Zawód, po prostu wielki zawód. Zachęcony geniuszem sączącym się z Headmasters i Masterforce zakupiłem także i Victory, ale otrzymałem komedię dla małych dzieci z gadającymi dino-pretenderami w jednej z głównych ról i po obejrzeniu jakichś ośmiu pierwszych odcinków dałem sobie spokój. Za stary na to jestem, jak ktoś chce niech ogląda do końca i wystawia maksymalne oceny, ja to p...
Masterforce naprawdę jest dobry bo patrzyłem na ocenę społeczności i byłem trochę zniechęcony warto obejrzeć?
Masterforce jest po prostu inny niż pozostałe serie, można lubić lub nie (ja lubię, i to bardzo)

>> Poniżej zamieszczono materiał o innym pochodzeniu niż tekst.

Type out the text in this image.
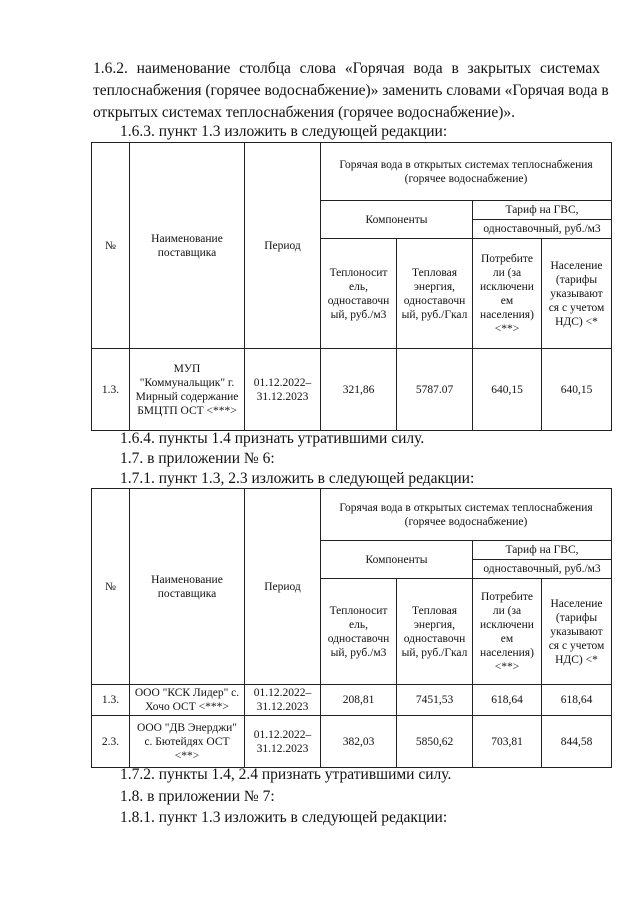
1.6.2. наименование столбца слова «Горячая вода в закрытых системах
теплоснабжения (горячее водоснабжение)» заменить словами «Горячая вода в
открытых системах теплоснабжения (горячее водоснабжение)».
1.6.3. пункт 1.3 изложить в следующей редакции:
№	Наименование поставщика	Период	Горячая вода в открытых системах теплоснабжения (горячее водоснабжение)			
			Компоненты		Тариф на ГВС,
одноставочный, руб./м3	

			Теплоносит ель, одноставочн ый, руб./м3	Тепловая энергия, одноставочн ый, руб./Гкал	Потребите ли (за исключени ем населения) <**>	Население (тарифы указывают ся с учетом НДС) <*
1.3.	МУП "Коммунальщик" г. Мирный содержание БМЦТП ОСТ <***>	01.12.2022–31.12.2023	321,86	5787.07	640,15	640,15
1.6.4. пункты 1.4 признать утратившими силу.
1.7. в приложении № 6:
1.7.1. пункт 1.3, 2.3 изложить в следующей редакции:
№	Наименование поставщика	Период	Горячая вода в открытых системах теплоснабжения (горячее водоснабжение)			
			Компоненты		Тариф на ГВС,
одноставочный, руб./м3	

			Теплоносит ель, одноставочн ый, руб./м3	Тепловая энергия, одноставочн ый, руб./Гкал	Потребите ли (за исключени ем населения) <**>	Население (тарифы указывают ся с учетом НДС) <*
1.3.	ООО "КСК Лидер" с. Хочо ОСТ <***>	01.12.2022–31.12.2023	208,81	7451,53	618,64	618,64
2.3.	ООО "ДВ Энерджи" с. Бютейдях ОСТ <**>	01.12.2022–31.12.2023	382,03	5850,62	703,81	844,58
1.7.2. пункты 1.4, 2.4 признать утратившими силу.
1.8. в приложении № 7:
1.8.1. пункт 1.3 изложить в следующей редакции:
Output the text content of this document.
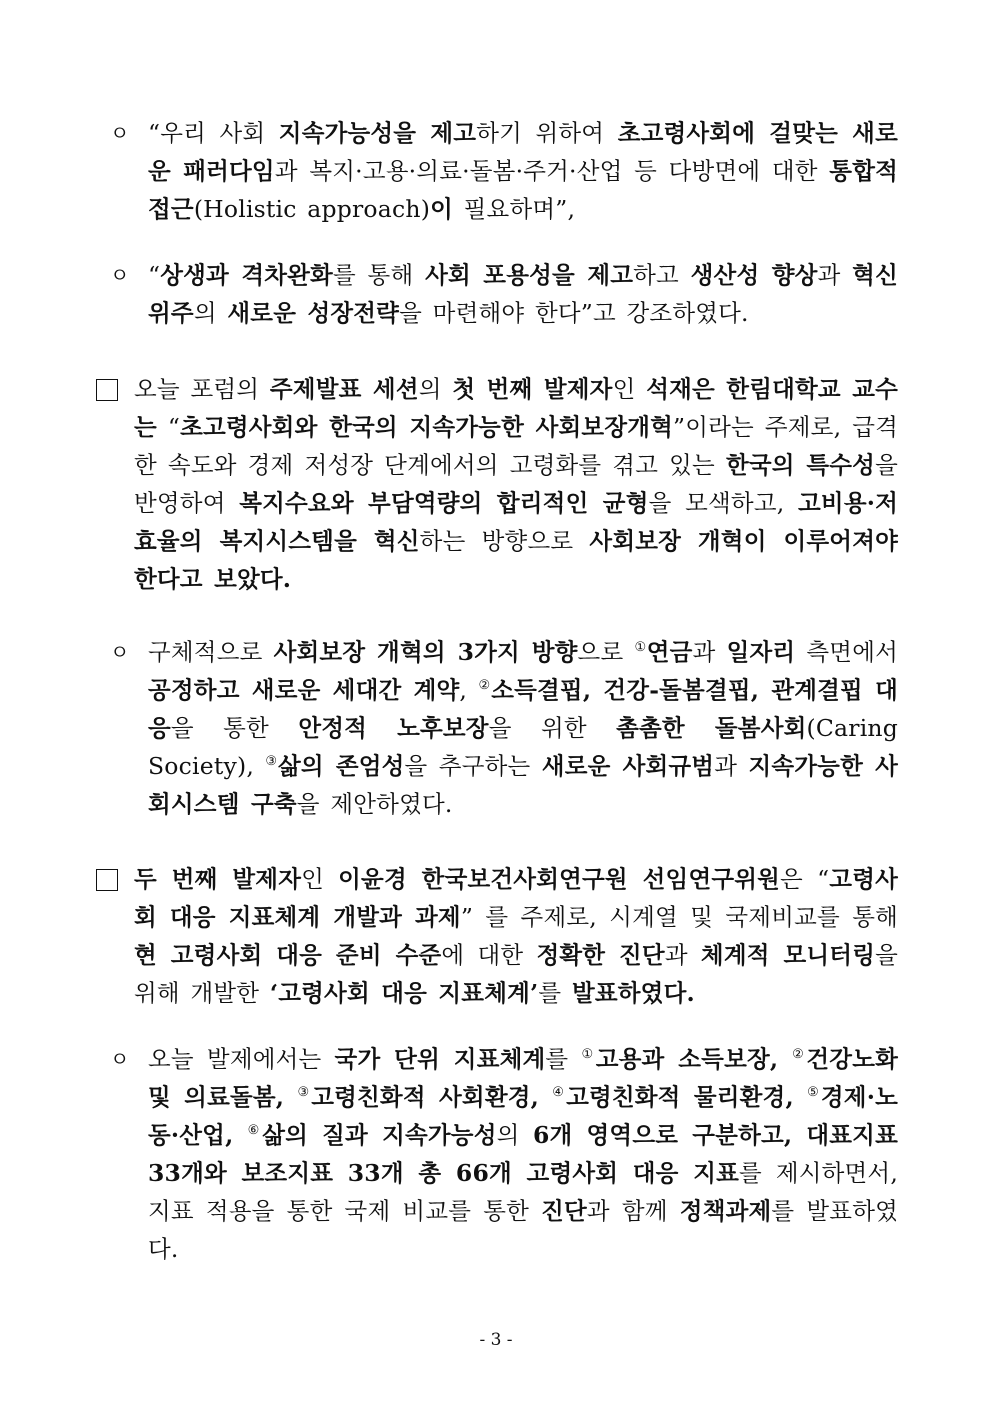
ㅇ “우리 사회 지속가능성을 제고하기 위하여 초고령사회에 걸맞는 새로운 패러다임과 복지·고용·의료·돌봄·주거·산업 등 다방면에 대한 통합적 접근(Holistic approach)이 필요하며”,
ㅇ “상생과 격차완화를 통해 사회 포용성을 제고하고 생산성 향상과 혁신 위주의 새로운 성장전략을 마련해야 한다”고 강조하였다.
오늘 포럼의 주제발표 세션의 첫 번째 발제자인 석재은 한림대학교 교수는 “초고령사회와 한국의 지속가능한 사회보장개혁”이라는 주제로, 급격한 속도와 경제 저성장 단계에서의 고령화를 겪고 있는 한국의 특수성을 반영하여 복지수요와 부담역량의 합리적인 균형을 모색하고, 고비용·저효율의 복지시스템을 혁신하는 방향으로 사회보장 개혁이 이루어져야 한다고 보았다.
ㅇ 구체적으로 사회보장 개혁의 3가지 방향으로 ①연금과 일자리 측면에서 공정하고 새로운 세대간 계약, ②소득결핍, 건강-돌봄결핍, 관계결핍 대응을 통한 안정적 노후보장을 위한 촘촘한 돌봄사회(Caring Society), ③삶의 존엄성을 추구하는 새로운 사회규범과 지속가능한 사회시스템 구축을 제안하였다.
두 번째 발제자인 이윤경 한국보건사회연구원 선임연구위원은 “고령사회 대응 지표체계 개발과 과제” 를 주제로, 시계열 및 국제비교를 통해 현 고령사회 대응 준비 수준에 대한 정확한 진단과 체계적 모니터링을 위해 개발한 ‘고령사회 대응 지표체계’를 발표하였다.
ㅇ 오늘 발제에서는 국가 단위 지표체계를 ①고용과 소득보장, ②건강노화 및 의료돌봄, ③고령친화적 사회환경, ④고령친화적 물리환경, ⑤경제·노동·산업, ⑥삶의 질과 지속가능성의 6개 영역으로 구분하고, 대표지표 33개와 보조지표 33개 총 66개 고령사회 대응 지표를 제시하면서, 지표 적용을 통한 국제 비교를 통한 진단과 함께 정책과제를 발표하였다.
- 3 -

Co do Victory, to miałem podobnie, jak kolega Kupa, dwa razy zaczynałem - nigdy nie skończyłem,
być może, by to docenić, trzeba być Japończykiem?
no tak nie do końca - wszystkie serie transformers mają ze sobą tyle wspólnego, co Piotr Rubik z zawodowym boksem. Jedynie G1 i Headmasters jakoś się łączą sensownie (co nie przekłada się oczywiście na sensowne zakończenie czy jakąkolwiek powagę - w moich oczach ze starych serii bije taka infantylność i naiwność, że nawet za dzieciaka bym to zauważył).

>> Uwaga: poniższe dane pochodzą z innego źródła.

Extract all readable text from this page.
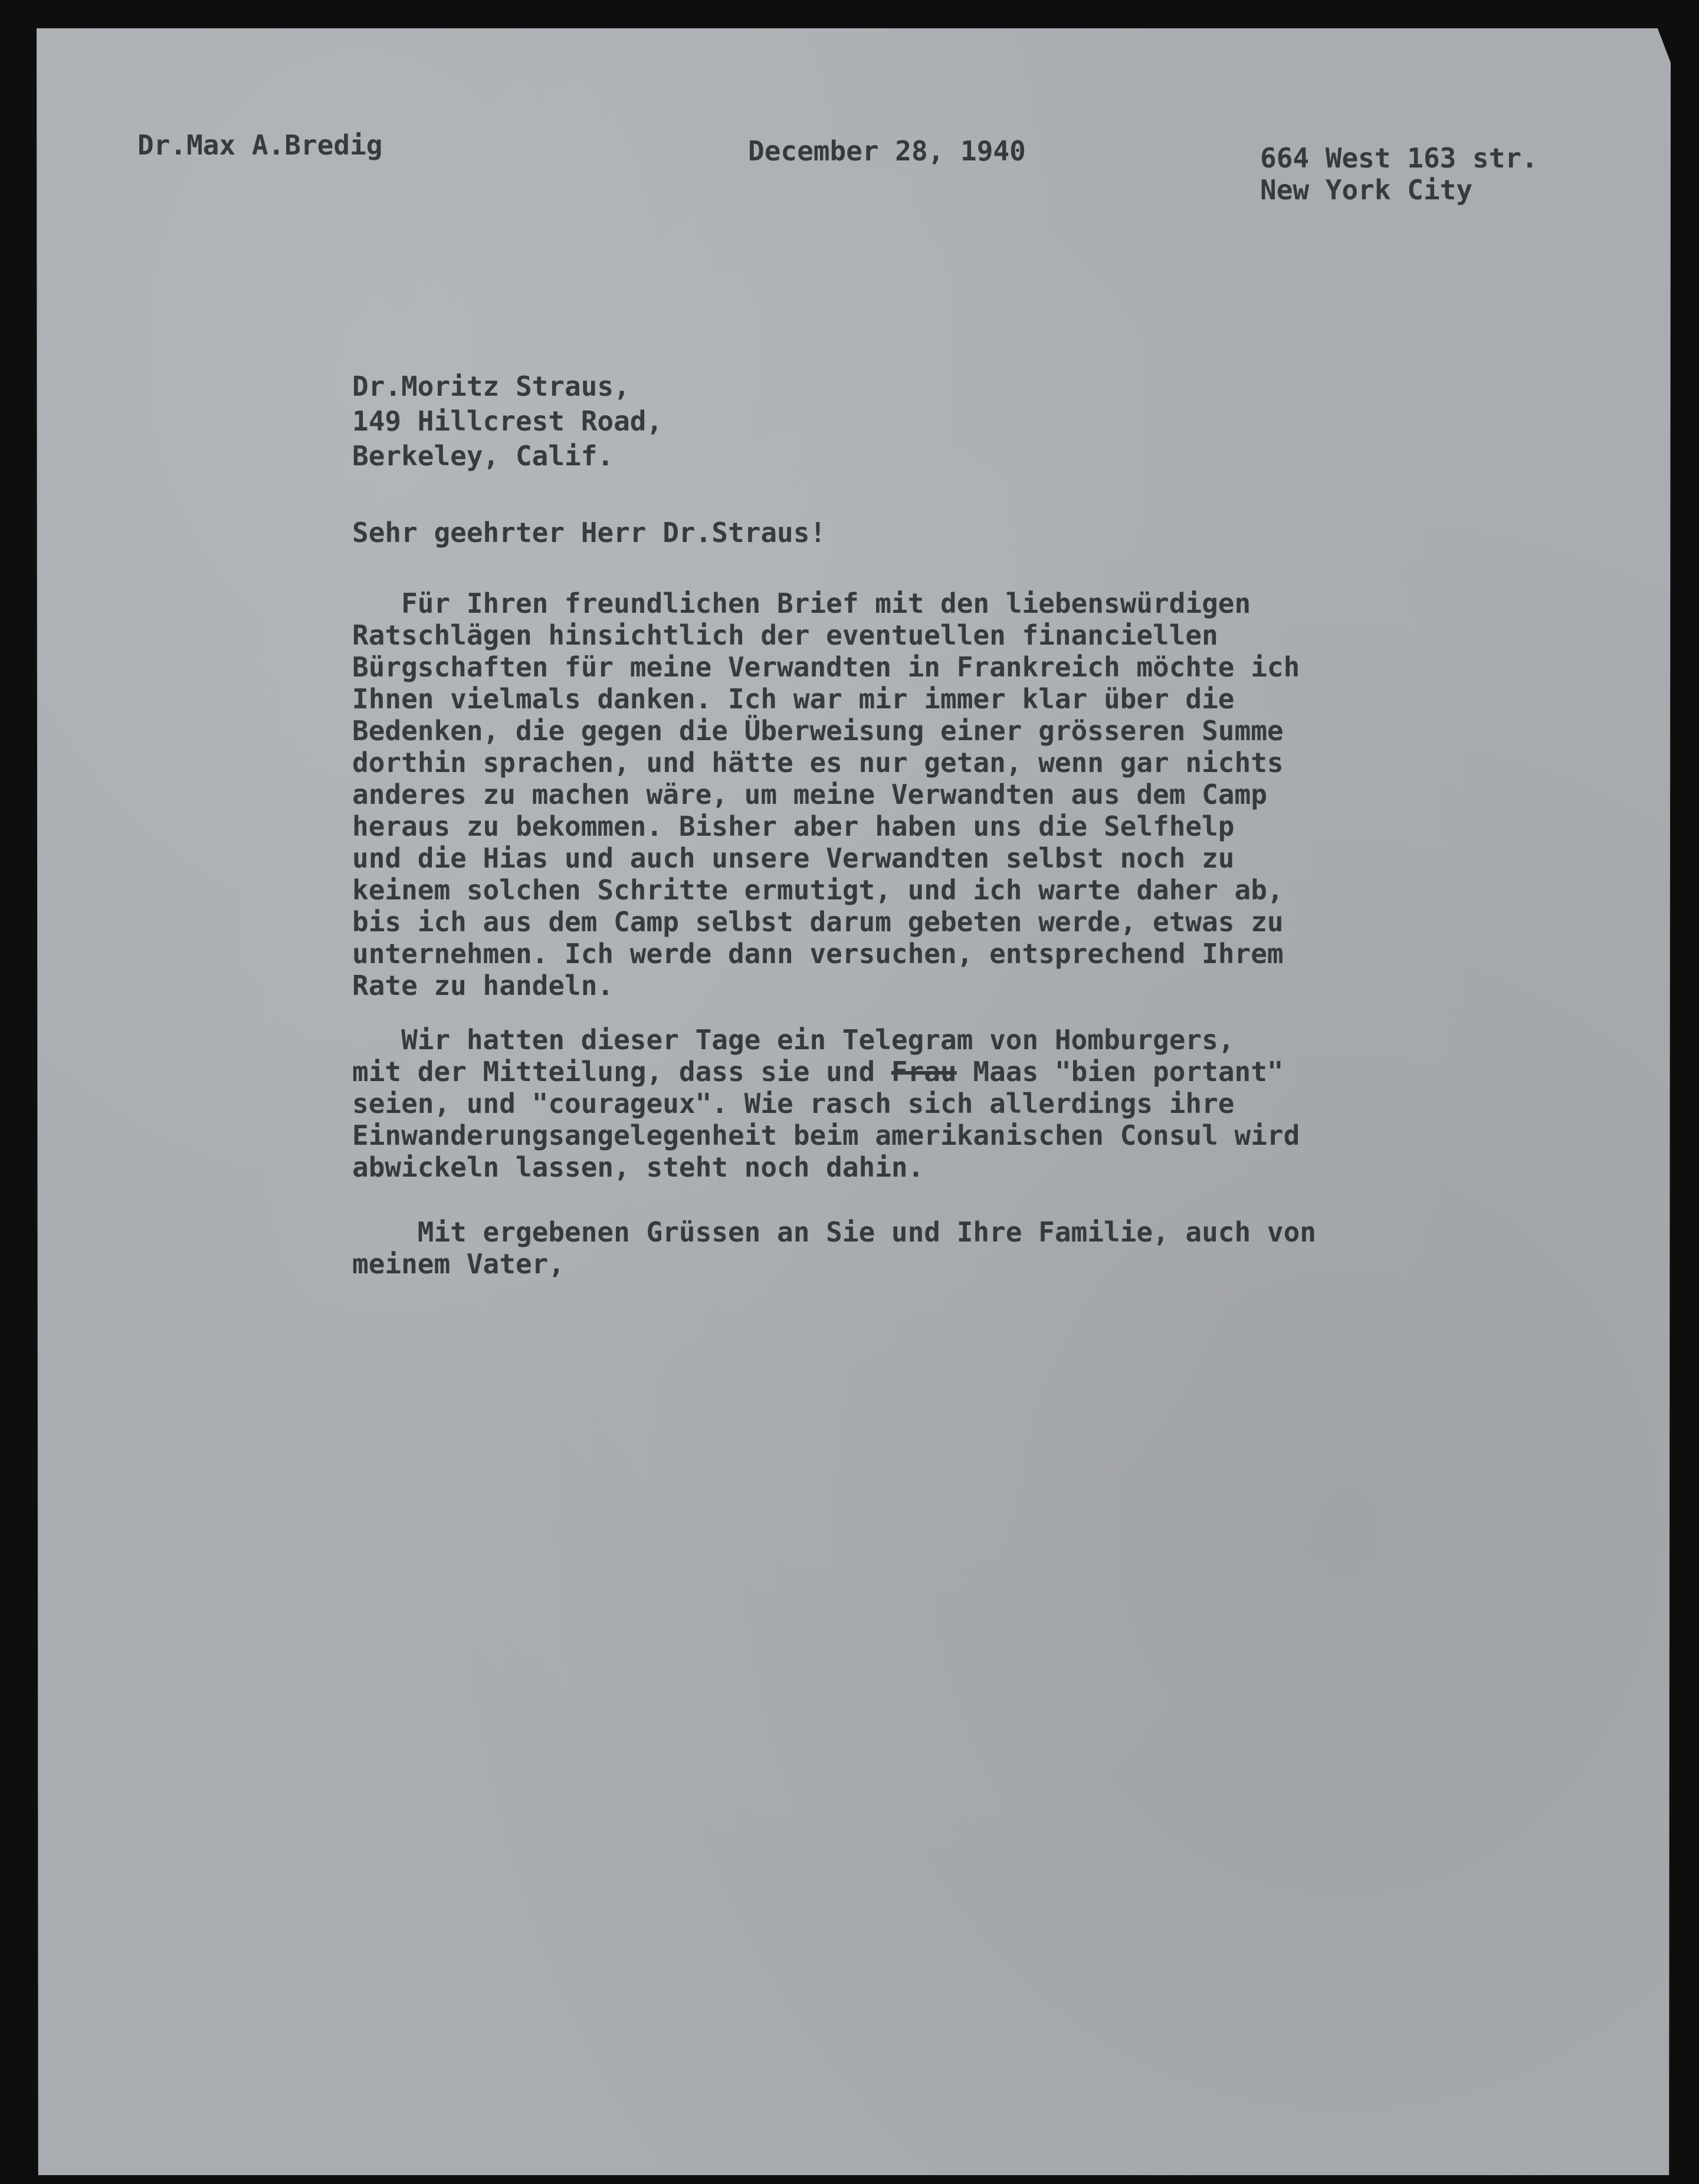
Dr.Max A.Bredig	December 28, 1940	664 West 163 str.

New York City

Dr.Moritz Straus,

149 Hillcrest Road,

Berkeley, Calif.

Sehr geehrter Herr Dr.Straus!

Für Ihren freundlichen Brief mit den liebenswürdigen

Ratschlägen hinsichtlich der eventuellen financiellen

Bürgschaften für meine Verwandten in Frankreich möchte ich

Ihnen vielmals danken. Ich war mir immer klar über die

Bedenken, die gegen die Überweisung einer grösseren Summe

dorthin sprachen, und hätte es nur getan, wenn gar nichts

anderes zu machen wäre, um meine Verwandten aus dem Camp

heraus zu bekommen. Bisher aber haben uns die Selfhelp

und die Hias und auch unsere Verwandten selbst noch zu

keinem solchen Schritte ermutigt, und ich warte daher ab,

bis ich aus dem Camp selbst darum gebeten werde, etwas zu

unternehmen. Ich werde dann versuchen, entsprechend Ihrem

Rate zu handeln.

Wir hatten dieser Tage ein Telegram von Homburgers,

mit der Mitteilung, dass sie und Frau Maas "bien portant"

seien, und "courageux". Wie rasch sich allerdings ihre

Einwanderungsangelegenheit beim amerikanischen Consul wird

abwickeln lassen, steht noch dahin.

Mit ergebenen Grüssen an Sie und Ihre Familie, auch von

meinem Vater,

Ja obejrzałem już wszystkie stare serie (nie licząc Beast Wars) i szczerze, to jestem zmęczony tymi otwartymi zakończeniami - Victory nie zamyka żadnych wątków z poprzednich serii. Wg mnie nowa wersja (Micron Densetsu) bije te stare na głowę, ale jak powiedziałeś - każdy ma swój pogląd na ten temat.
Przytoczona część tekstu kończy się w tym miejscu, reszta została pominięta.